Solved: Example of doing an external lookup using HTTP GET...

dpadams · ‎01-09-2011

I've been looking at Splunk's external lookup features and they sound ideal for several of my logs. For example, I've got a log with a user ID where I'd like to be able to do counts based on their sales region. I can easily get the region name or ID from the user by calling a simple URL like the illustrative example below:

http://www.foo.com/splunk/lookup/GetSalesRegionNameFromUserID?user_id=1b4545x5

With a result of an empty string or an ID.

Can anyone point me to an example that uses HTTP GET or POST to call a URL to satisfy an external lookup? As far as the various configuration file modifications and packaging requirements, I figure I'll use example from the following article by Nimish Doshi as a starting point:

http://blogs.splunk.com/2009/09/14/enriching-data-with-db-lookups-part-2/

That article use SQL calls but, otherwise, the idea is much the same. It might be relevant to mention that I'm pretty clueless about Python but that I have total control over the Web interface. (The URL, inputs and outputs.) I've already written and tested the Web+DB side of this, I just need to figure out how to call the URL from Python and get the inputs/outputs sorted out with Splunk.

Getting a working example would be incredibly helpful to me as, starting from that, I could build out many other similar functions.

Thanks in advance for any help, pointers, or suggestions.

P.S. I looked at GET workflow actions but they seem to be about adding interactivity to search results. What I'm after right now is the ability to do statistics based on external lookup field values as well as improve the meaningfulness of log entries in results.

ayme · ‎01-09-2011

Here is a quick example of a lookup script. Change the value returned by the lookup() function according to how the response of your web page looks as well as the URL that you call.

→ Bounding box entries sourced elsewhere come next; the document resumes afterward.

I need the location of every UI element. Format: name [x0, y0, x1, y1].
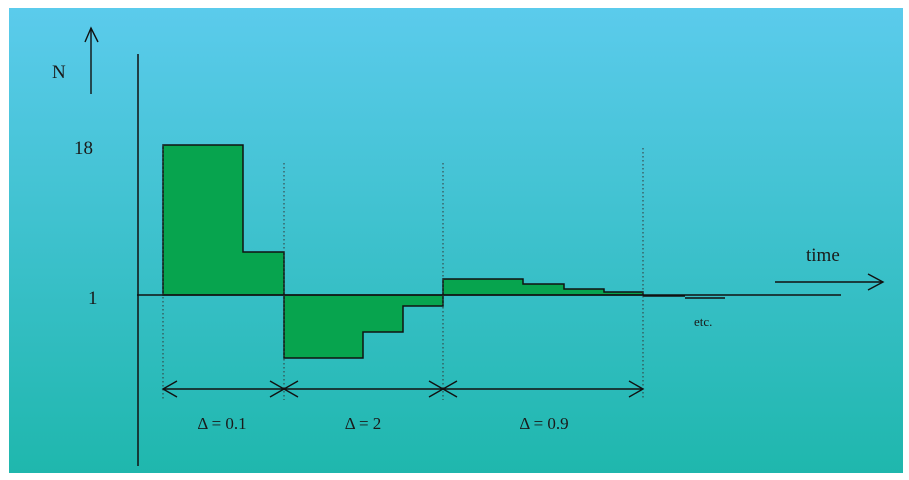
y-tick-label-18: 18	[74, 138, 93, 159]
interval-label-2: Δ = 2	[345, 414, 382, 433]
x-axis-label: time	[806, 245, 840, 266]
etc-label: etc.	[694, 314, 712, 329]
diagram-canvas: N 18 1 time Δ = 0.1 Δ = 2	[9, 8, 903, 473]
y-tick-label-1: 1	[88, 288, 98, 309]
interval-label-3: Δ = 0.9	[519, 414, 568, 433]
interval-label-1: Δ = 0.1	[197, 414, 246, 433]
diagram-background	[9, 8, 903, 473]
y-axis-label: N	[52, 62, 66, 83]
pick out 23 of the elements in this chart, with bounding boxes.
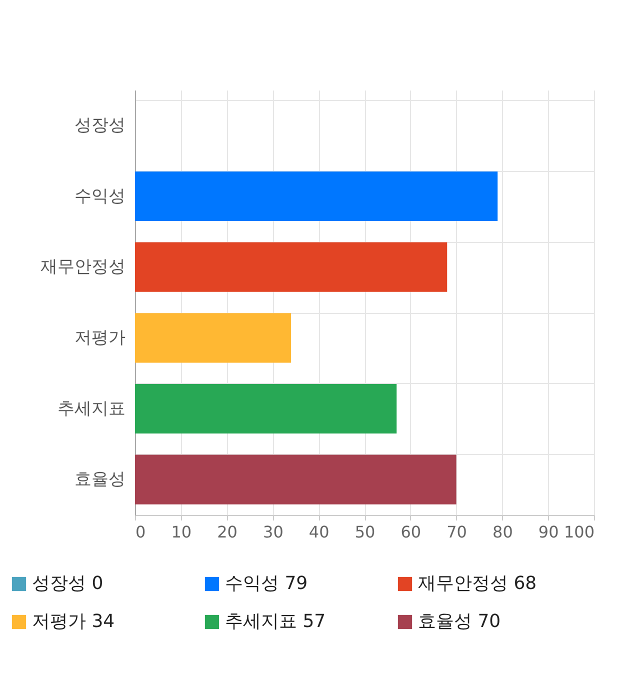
y-tick-label: 수익성 — [74, 186, 126, 206]
x-tick-label: 40 — [308, 522, 330, 542]
y-tick-label: 성장성 — [74, 115, 126, 136]
y-tick-label: 추세지표 — [58, 398, 126, 419]
legend-label: 추세지표 57 — [225, 611, 326, 632]
legend-label: 수익성 79 — [225, 573, 308, 594]
y-tick-label: 재무안정성 — [40, 257, 126, 278]
x-tick-label: 100 — [564, 522, 594, 542]
x-tick-label: 80 — [492, 522, 513, 542]
x-tick-label: 70 — [446, 522, 467, 542]
y-tick-label: 효율성 — [74, 470, 126, 490]
x-tick-label: 20 — [217, 522, 238, 542]
x-tick-label: 30 — [263, 522, 284, 542]
legend-label: 저평가 34 — [32, 611, 115, 632]
x-tick-label: 90 — [538, 522, 559, 542]
x-tick-label: 0 — [136, 522, 146, 542]
x-tick-label: 50 — [354, 522, 376, 542]
legend-label: 성장성 0 — [32, 573, 104, 594]
y-tick-label: 저평가 — [74, 328, 126, 348]
x-tick-label: 60 — [400, 522, 422, 542]
legend-label: 효율성 70 — [418, 611, 501, 632]
legend-label: 재무안정성 68 — [418, 573, 537, 594]
x-tick-label: 10 — [171, 522, 192, 542]
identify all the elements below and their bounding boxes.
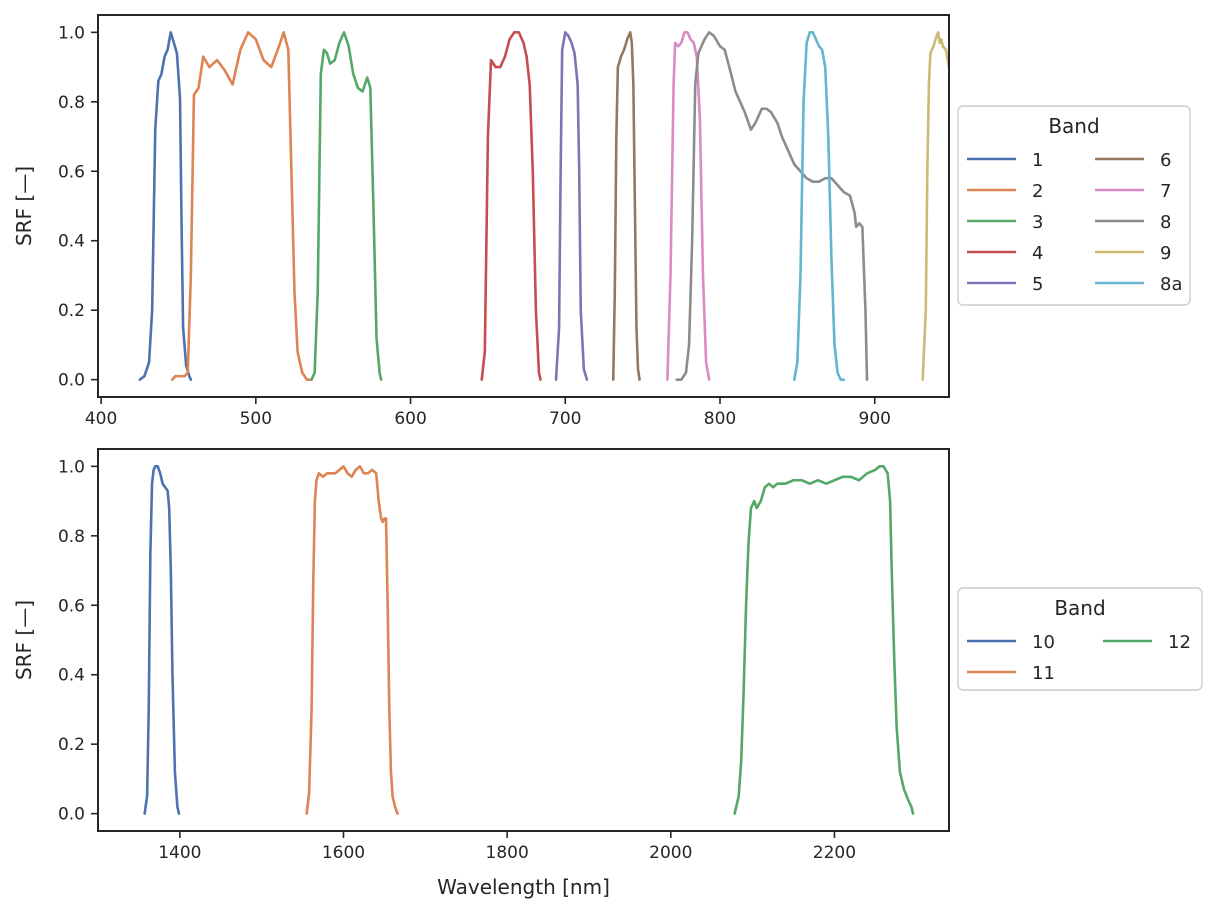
legend: Band 10 11 12 (957, 587, 1203, 691)
series-line-band-6 (611, 31, 641, 381)
legend-title: Band (1048, 114, 1099, 138)
x-tick-label: 900 (859, 409, 891, 429)
series-line-band-4 (480, 31, 542, 381)
x-tick-label: 800 (704, 409, 736, 429)
legend-box (957, 587, 1203, 691)
y-tick-label: 0.4 (58, 666, 85, 686)
y-tick-label: 0.0 (58, 805, 85, 825)
legend-label-band-12: 12 (1168, 632, 1191, 653)
x-tick-label: 2000 (649, 843, 692, 863)
y-tick-label: 0.2 (58, 301, 85, 321)
x-tick-label: 1800 (486, 843, 529, 863)
series-line-band-7 (666, 31, 711, 381)
series-line-band-1 (138, 31, 193, 381)
y-tick-label: 0.0 (58, 371, 85, 391)
series-line-band-8a (792, 31, 846, 381)
series-line-band-12 (733, 465, 915, 815)
series-line-band-5 (554, 31, 589, 381)
series-line-band-10 (143, 465, 181, 815)
legend-label-band-8a: 8a (1160, 274, 1182, 295)
x-tick-label: 1600 (322, 843, 365, 863)
y-tick-label: 1.0 (58, 23, 85, 43)
legend-title: Band (1054, 596, 1105, 620)
legend-box (957, 105, 1191, 306)
bottom-panel: 1400 1600 1800 2000 2200 0.0 0.2 0.4 0.6 0.8 1.0 SR… (12, 448, 1203, 899)
y-tick-label: 0.4 (58, 232, 85, 252)
legend-label-band-8: 8 (1160, 212, 1171, 233)
plot-frame (97, 14, 950, 398)
series-line-band-8 (675, 31, 869, 381)
y-tick-label: 0.6 (58, 162, 85, 182)
y-tick-label: 0.8 (58, 527, 85, 547)
legend-label-band-5: 5 (1032, 274, 1043, 295)
legend-label-band-6: 6 (1160, 150, 1171, 171)
series-group (143, 465, 915, 815)
legend-label-band-10: 10 (1032, 632, 1055, 653)
series-group (138, 31, 949, 381)
x-tick-label: 500 (240, 409, 272, 429)
series-line-band-2 (170, 31, 313, 381)
legend-label-band-3: 3 (1032, 212, 1043, 233)
legend-label-band-9: 9 (1160, 243, 1171, 264)
y-axis-label: SRF [—] (12, 600, 36, 680)
x-axis-label: Wavelength [nm] (437, 875, 610, 899)
y-tick-label: 1.0 (58, 457, 85, 477)
legend-label-band-2: 2 (1032, 181, 1043, 202)
x-tick-label: 700 (549, 409, 581, 429)
series-line-band-3 (310, 31, 383, 381)
y-tick-label: 0.2 (58, 735, 85, 755)
legend-label-band-7: 7 (1160, 181, 1171, 202)
series-line-band-11 (305, 465, 399, 815)
y-axis-label: SRF [—] (12, 166, 36, 246)
top-panel: 400 500 600 700 800 900 0.0 0.2 0.4 0.6 0.8 1.0 SRF … (12, 14, 1191, 429)
y-tick-label: 0.8 (58, 93, 85, 113)
legend-label-band-4: 4 (1032, 243, 1043, 264)
legend-label-band-11: 11 (1032, 663, 1055, 684)
x-tick-label: 2200 (813, 843, 856, 863)
x-tick-label: 400 (85, 409, 117, 429)
y-tick-label: 0.6 (58, 596, 85, 616)
x-tick-label: 600 (394, 409, 426, 429)
plot-frame (97, 448, 950, 832)
legend-label-band-1: 1 (1032, 150, 1043, 171)
x-tick-label: 1400 (158, 843, 201, 863)
series-line-band-9 (921, 31, 949, 381)
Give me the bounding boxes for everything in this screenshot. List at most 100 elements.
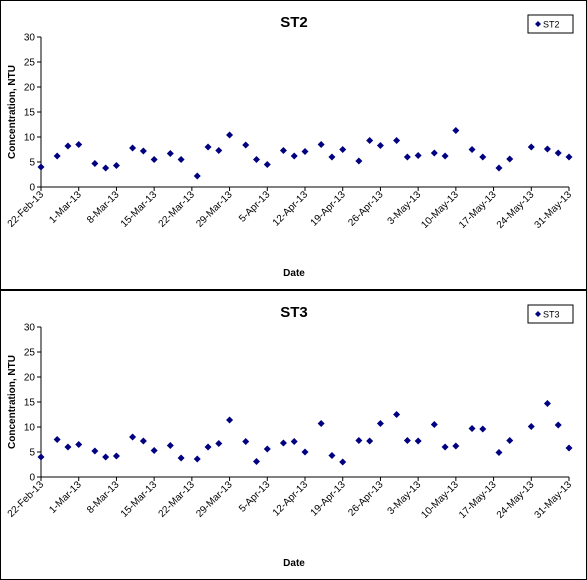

The field returned will be called "SalesRegion".

#!/usr/bin/env python

####################################
#   Translates a URL+id to         #
#  to a value returned by Url      #
#                                  #
####################################
import csv
import urllib2
import sys

def main():
    # Get name of column holding ID field to translate
    idColumn = sys.argv[1]
    if idColumn == None:
        print "incorrect argument for script lookup - ensure a fieldname with name of column holding ID is a parameter"
        sys.exit(0)

    #set name of column that will be created holding translated value (the Sales Region basically)
    salesRegionColumn = 'SalesRegion'
    reader = csv.reader(sys.stdin)
    writer = None
    header = []
    first = True

    for line in reader:
        if first:
            header = line
            #append new column name to list of headers
            header.append(salesRegionColumn)
            if idColumn not in header:
                print "Id field must be submitted"
                sys.exit(0)
            csv.writer(sys.stdout).writerow(header)
            writer = csv.DictWriter(sys.stdout, header)
            first = False
            continue

        result = {}
        i = 0
        #loop through the list of headers
        while i < len(header):
            #print 'length of line is %d' %len(line)
            if i < len(line):
                result[header[i]] = line[i]
            else:
                result[header[i]] = ''
            i += 1

        #if the SalesRegion already exists for any particular reason then just output the existing value
        if len(result[salesRegionColumn]):
            writer.writerow(result)

        #if value of ID exists, then lets use that to translate it to SalesRegion
        elif len(result[idColumn]):
            print 'url is %s' %result[idColumn]
            salesRegion = lookup("http://www.foo.com/splunk/lookup/GetSalesRegionNameFromUserID?user_id=",result[idColumn])
            result[salesRegionColumn] = salesRegion
            writer.writerow(result)

    def lookup(url,id):
        fullUrl = url+id
        try:
            response = urllib2.urlopen(fullUrl)
        except urllib2.URLError:
            return 'cannot translate ID due to UrlError'
        except:
            return 'cannot translate ID'

    data = response.read()
    #Return the first eight characters of response.  You could change this to whatever you wanted (apply regex for example).
    return data[:8]

main()

Your transforms.conf stanza should be something like this (where the name of the field holding the ID to translate is called "user_id"):

[your_lookup_name]
external_cmd = the_script_name.py user_id
fields_list = user_id, SalesRegion

View solution in original post

karaujo · ‎11-27-2014

This is great information. Thank you to everyone for this.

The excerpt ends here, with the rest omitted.